Crap. No way did I need this. I had enough of my own bad memories without hers surfacing. And no way did I need Malik to help them resurface, whether intentionally or not.

I grabbed the rose, squeezing the stem until the thorns punctured my palm. The brief pain twisted magic low inside me, and the honey smell of my blood mixed with the dark spice scent of Malik’s as the spell the flower carried activated. The rose shed its petals into the ether leaving me holding a platinum ring set with a black crescent-shaped gemstone: Malik’s ring.

Except his ring was attached to my bracelet. Wasn’t it?
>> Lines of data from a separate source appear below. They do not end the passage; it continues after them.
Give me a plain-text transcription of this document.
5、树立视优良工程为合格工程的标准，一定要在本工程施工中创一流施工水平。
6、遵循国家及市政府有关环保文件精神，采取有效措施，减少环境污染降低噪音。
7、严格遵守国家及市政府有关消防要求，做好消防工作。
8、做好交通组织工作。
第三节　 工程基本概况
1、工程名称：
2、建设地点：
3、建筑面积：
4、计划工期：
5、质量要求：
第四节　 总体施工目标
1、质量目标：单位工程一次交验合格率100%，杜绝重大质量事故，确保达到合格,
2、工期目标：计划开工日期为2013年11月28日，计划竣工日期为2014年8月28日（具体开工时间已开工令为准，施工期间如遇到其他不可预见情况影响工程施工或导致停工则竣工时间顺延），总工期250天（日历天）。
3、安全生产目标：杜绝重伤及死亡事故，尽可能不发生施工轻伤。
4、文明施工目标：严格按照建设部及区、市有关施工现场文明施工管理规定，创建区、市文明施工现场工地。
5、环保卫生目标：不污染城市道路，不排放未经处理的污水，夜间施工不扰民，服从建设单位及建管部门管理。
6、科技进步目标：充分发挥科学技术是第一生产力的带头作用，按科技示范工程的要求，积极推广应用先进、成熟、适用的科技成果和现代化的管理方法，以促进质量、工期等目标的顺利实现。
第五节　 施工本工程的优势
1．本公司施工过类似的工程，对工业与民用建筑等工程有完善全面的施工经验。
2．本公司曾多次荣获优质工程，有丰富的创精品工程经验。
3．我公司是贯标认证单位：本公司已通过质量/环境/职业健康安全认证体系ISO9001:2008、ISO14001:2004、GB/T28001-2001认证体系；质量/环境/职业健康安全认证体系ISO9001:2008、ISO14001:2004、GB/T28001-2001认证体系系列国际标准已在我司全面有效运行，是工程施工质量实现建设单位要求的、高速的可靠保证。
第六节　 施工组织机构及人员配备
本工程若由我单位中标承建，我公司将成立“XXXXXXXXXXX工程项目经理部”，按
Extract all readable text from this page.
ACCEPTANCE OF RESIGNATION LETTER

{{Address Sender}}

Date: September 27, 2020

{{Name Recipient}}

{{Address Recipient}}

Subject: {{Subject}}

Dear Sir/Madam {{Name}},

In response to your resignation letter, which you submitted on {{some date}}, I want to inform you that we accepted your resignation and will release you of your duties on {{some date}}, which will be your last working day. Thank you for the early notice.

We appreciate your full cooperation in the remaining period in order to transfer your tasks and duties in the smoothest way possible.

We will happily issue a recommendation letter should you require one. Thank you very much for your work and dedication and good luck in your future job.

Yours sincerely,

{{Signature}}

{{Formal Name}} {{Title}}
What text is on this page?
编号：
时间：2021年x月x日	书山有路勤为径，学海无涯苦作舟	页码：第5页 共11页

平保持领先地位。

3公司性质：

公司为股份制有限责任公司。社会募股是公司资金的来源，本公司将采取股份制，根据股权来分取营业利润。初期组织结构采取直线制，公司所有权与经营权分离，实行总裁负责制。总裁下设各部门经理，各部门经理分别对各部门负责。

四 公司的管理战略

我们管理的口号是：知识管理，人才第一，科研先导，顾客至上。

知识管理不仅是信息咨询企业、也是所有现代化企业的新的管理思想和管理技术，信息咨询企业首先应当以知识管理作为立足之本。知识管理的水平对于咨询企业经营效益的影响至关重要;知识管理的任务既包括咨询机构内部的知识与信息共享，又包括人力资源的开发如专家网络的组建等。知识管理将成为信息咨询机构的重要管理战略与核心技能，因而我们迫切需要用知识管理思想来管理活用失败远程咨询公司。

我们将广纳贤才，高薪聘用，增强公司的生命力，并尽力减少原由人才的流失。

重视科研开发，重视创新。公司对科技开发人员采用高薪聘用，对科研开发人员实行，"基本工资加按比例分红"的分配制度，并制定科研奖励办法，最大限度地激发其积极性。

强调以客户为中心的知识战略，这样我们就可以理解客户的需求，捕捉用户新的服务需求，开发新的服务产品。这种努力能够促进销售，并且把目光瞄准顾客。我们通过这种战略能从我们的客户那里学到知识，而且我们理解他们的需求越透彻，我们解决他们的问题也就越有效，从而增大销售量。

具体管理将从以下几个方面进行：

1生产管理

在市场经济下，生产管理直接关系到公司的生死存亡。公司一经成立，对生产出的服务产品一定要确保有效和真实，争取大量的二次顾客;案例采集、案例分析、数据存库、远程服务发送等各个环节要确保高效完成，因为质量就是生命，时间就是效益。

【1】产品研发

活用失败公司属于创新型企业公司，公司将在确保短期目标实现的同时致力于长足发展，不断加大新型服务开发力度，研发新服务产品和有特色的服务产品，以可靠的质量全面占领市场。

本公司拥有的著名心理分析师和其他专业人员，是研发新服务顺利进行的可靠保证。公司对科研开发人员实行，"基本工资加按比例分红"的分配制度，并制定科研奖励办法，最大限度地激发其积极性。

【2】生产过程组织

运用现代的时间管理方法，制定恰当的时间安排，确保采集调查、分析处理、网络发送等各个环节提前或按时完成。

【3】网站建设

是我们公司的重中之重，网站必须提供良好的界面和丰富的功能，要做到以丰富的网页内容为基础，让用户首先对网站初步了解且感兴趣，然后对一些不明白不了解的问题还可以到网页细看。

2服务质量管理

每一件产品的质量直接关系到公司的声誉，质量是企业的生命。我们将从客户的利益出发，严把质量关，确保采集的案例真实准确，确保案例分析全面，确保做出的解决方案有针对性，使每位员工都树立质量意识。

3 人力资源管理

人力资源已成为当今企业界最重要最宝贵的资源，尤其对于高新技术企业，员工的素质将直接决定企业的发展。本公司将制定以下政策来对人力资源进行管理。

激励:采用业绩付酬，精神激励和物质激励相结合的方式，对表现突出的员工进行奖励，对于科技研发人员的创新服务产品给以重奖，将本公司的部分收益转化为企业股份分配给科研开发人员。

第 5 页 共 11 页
With a thought I revealed the bracelet hidden beneath the rose-shaped bruises encircling my left wrist – Malik’s mark; signifying that I was his blood-property and giving me protection from other vamps. The bracelet popped out of my body, its various spells glowing red and gold, with a clattering of charms: the plain gold cross to protect me from the demon (the one that had attacked last Hallowe’en); the cracked gold egg that had trapped the sorcerer’s soul I’d eaten during the attack and which had stopped the sorcerer from turning the tables and possessing me (The Mother goddess had later hooked the soul out of me and sent it on its way, thankfully); the inch-long obsidian scimitar to cut my connection to Rosa (a precaution in case she wasn’t quite as dead as Malik believed); and the tiny platinum ring that, apart from its current size, was a twin to the one I held.

So if Malik’s ring was still attached, whose ring was I holding now?

It came to me in a swirl of angry disbelief: Rosa’s.

He’d given me Rosa’s ring. Which, whoever’s emotions I was channelling, hers or mine, was all sorts of wrong.

I let the bracelet sink back into my skin, texted the rest of the Spellcrackers team that I was going into the hotel to sort a problem, and went to beard the infuriating vamp in his penthouse.